KENDİMİZ GİBİ OLMALIYDIK

Onunla başladık, onunla devam edelim bu günkü fikir yolculuğumuza. Meriç bugünkü yaşadığımız sorunları biraz da aydınlarımızın milli olmayışına, çoğunun batı hayranı oluşuna bağlar yazılarında.

Biliyorsunuz batı hayranlığı onlarla aramızda derin uçurumlar olmasına rağmen, Osmanlının son döneminde yayılmış şu asırda bile bütün yaşananlara rağmen bu hayranlık devam etmektedir.

Bu değişimi özellikle de aydınların durumunu Cemil Meriç, Umrandan Uygarlığı kitabında(s27) şöyle açıklar: “Elbette imparatorluğun yükseliş devrinde aydın, toplumun herhangi ferdidir, zevkleri ile, zilletleri ile, mukaddesleri ile, acıları ile… Kadıdır, müftüdür, tahrirat katibidir v.s.

Toplumun herhangi bir ferdiyle aynı camide namaz kılar, aynı sofrada yemek yer. Ne imtiyaz peşindedir. Tanzimat’tan sonra durum değişir. Aydın kendi tarihinden koptuğu ölçüde aydındır; kendi tarihinden, yani kendi insanından.

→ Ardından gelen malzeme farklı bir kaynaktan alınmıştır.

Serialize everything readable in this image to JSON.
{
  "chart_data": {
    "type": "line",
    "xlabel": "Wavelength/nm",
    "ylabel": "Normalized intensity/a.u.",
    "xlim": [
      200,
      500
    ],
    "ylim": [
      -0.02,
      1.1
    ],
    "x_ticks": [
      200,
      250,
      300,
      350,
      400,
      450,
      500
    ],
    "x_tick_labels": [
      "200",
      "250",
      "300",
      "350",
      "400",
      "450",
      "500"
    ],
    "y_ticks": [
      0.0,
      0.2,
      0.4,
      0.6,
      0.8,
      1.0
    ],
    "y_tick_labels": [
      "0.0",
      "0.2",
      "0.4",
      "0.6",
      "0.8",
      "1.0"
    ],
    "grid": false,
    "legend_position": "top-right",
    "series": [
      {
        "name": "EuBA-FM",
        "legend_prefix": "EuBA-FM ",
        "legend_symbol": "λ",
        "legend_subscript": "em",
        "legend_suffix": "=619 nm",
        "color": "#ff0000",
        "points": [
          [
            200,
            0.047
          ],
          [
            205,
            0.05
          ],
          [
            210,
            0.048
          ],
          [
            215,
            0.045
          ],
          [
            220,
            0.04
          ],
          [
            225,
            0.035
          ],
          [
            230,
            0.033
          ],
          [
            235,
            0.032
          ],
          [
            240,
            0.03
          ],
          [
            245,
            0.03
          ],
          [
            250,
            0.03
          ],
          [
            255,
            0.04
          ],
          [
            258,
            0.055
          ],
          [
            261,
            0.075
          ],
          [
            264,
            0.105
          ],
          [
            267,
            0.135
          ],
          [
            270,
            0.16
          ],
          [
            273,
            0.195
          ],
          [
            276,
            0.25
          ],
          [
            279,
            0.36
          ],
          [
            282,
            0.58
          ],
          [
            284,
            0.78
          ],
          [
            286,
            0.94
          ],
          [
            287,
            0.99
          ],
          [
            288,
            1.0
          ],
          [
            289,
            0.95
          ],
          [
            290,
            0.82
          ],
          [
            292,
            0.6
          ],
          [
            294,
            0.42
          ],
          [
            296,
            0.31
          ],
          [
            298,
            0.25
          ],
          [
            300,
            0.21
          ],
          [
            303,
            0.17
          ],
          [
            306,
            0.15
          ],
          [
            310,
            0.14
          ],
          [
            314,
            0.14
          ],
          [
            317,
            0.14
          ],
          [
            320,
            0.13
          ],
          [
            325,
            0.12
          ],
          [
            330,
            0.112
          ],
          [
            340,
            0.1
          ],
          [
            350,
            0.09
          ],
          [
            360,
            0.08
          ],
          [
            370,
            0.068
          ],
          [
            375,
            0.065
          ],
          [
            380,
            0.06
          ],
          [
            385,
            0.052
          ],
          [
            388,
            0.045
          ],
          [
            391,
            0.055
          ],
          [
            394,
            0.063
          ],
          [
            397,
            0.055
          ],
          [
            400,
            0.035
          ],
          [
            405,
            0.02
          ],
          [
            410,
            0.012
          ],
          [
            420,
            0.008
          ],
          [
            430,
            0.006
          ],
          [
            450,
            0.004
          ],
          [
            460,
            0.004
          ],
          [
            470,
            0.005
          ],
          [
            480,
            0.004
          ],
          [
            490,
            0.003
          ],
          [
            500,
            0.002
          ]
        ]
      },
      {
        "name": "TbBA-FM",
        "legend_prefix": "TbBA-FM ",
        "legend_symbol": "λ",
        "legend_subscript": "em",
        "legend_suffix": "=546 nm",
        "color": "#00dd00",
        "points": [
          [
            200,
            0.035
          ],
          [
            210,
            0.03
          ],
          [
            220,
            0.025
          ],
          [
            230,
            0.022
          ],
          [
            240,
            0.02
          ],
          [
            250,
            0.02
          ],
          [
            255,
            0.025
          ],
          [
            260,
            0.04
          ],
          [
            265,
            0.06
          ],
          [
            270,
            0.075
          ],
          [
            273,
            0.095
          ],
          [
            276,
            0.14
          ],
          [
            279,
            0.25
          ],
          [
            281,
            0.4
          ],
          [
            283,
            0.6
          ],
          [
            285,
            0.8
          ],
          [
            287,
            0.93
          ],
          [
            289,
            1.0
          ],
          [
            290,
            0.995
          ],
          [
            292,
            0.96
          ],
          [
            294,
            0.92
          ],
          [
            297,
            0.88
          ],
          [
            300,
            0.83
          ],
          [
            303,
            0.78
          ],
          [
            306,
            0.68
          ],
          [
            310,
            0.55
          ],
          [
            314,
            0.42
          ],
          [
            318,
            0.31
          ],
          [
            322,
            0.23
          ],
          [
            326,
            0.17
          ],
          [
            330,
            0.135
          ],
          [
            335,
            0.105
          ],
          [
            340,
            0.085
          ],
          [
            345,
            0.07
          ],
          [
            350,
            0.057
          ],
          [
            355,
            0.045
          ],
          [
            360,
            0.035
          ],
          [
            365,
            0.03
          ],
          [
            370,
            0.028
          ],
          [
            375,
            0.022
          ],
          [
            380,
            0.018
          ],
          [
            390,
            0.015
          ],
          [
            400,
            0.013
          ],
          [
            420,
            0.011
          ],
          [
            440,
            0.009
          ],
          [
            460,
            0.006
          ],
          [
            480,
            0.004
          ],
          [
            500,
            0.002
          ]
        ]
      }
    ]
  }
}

Batı’nın temsilcisi olduğu ölçüde aydın.

Batı medeniyetine bağlanmak, deri değiştirmekle olmaz. Daha köklü, daha uzvi(doğal) bir istihale(İstihâle, necis veya haram bir maddenin yapı değişimine uğrayarak temiz (tâhir) veya helal hale gelmesidir) gerek…”

Bugüne dönüyor, günümüz aydınlarına bakıyorum, çok azı müstesna yine batıcı, işte bundan olsa gerek fikri kıblemizi kaybetmişiz. Oysa biz kendimiz gibi olmalı değil miydik?